Practical Observations from Real Teams
Agentic concurrency is already delivering gains
- McLuckie says his team uses many agents concurrently, each with narrow roles and tightly controlled access.
- He describes developers as “performance athletes” with telemetry and instrumentation around agent usage.
- The result: significant productivity gains, including a reported 60% weekly throughput increase in engineering.
But the desktop should not be the control point
- He strongly argues that the developer’s desktop cannot remain the central aggregation point for enterprise agent systems.
- Instead, enterprises need a platform team to provide:
- Hosting
- Identity and access management
- Governance
- Secure tool exposure
Main Recommendations
- Start by identifying the systems your AI agents actually need to access.
- Use MCP to standardize and simplify those integrations.

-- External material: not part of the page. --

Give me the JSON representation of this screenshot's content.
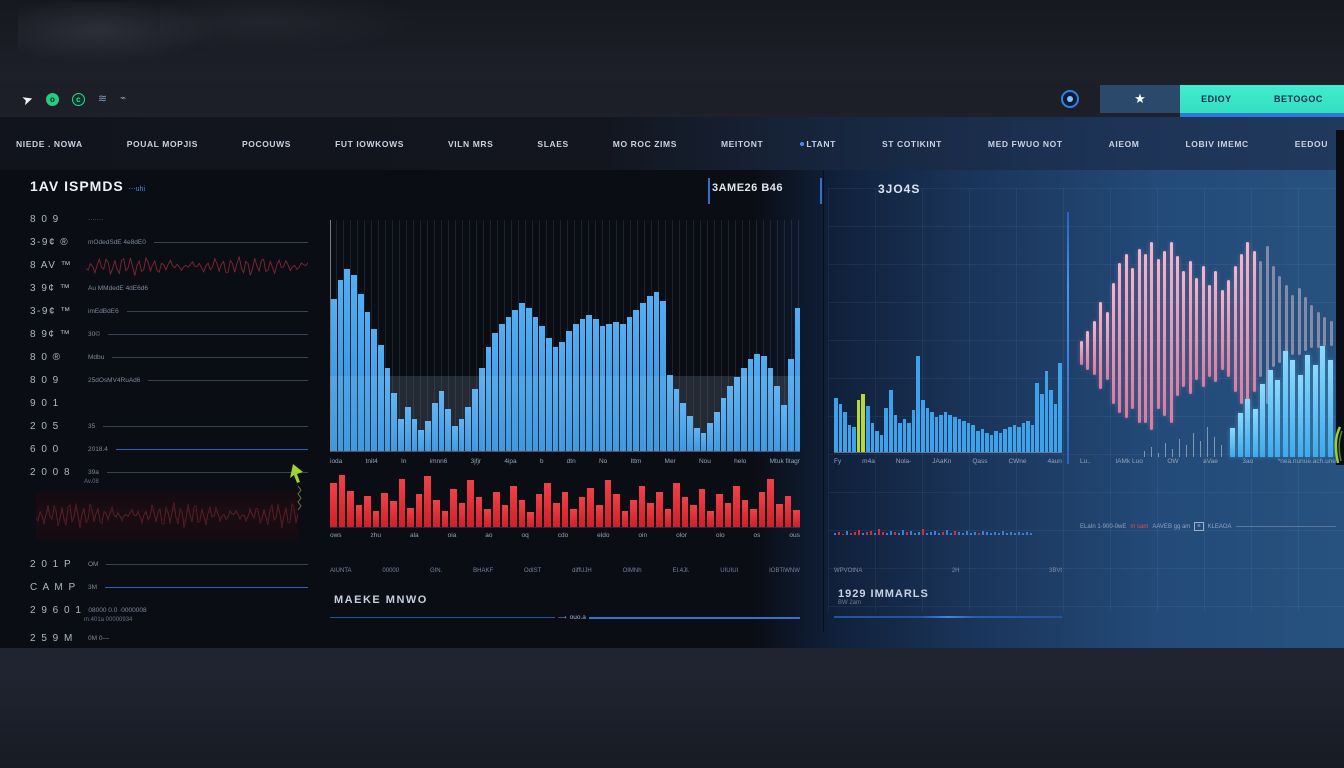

- Don’t expose raw APIs directly; instead, use:
- Token exchange
- Scoped permissions
- Policy enforcement
- Treat MCP servers like production infrastructure:
- Containerize them
- Scan them
- Register and govern them centrally
- Use a proxy/gateway to improve observability, reduce token overhead, and simplify tool management.
- Expect AI infrastructure to become increasingly declarative and platform-managed, much like Kubernetes.
Closing Thought
The big message of the episode is that enterprise AI is moving from isolated chatbots to agentic systems that act on behalf of users. MCP is the key protocol helping make that shift usable and safe, while Kubernetes and platform engineering provide the operational foundation needed to scale it responsibly.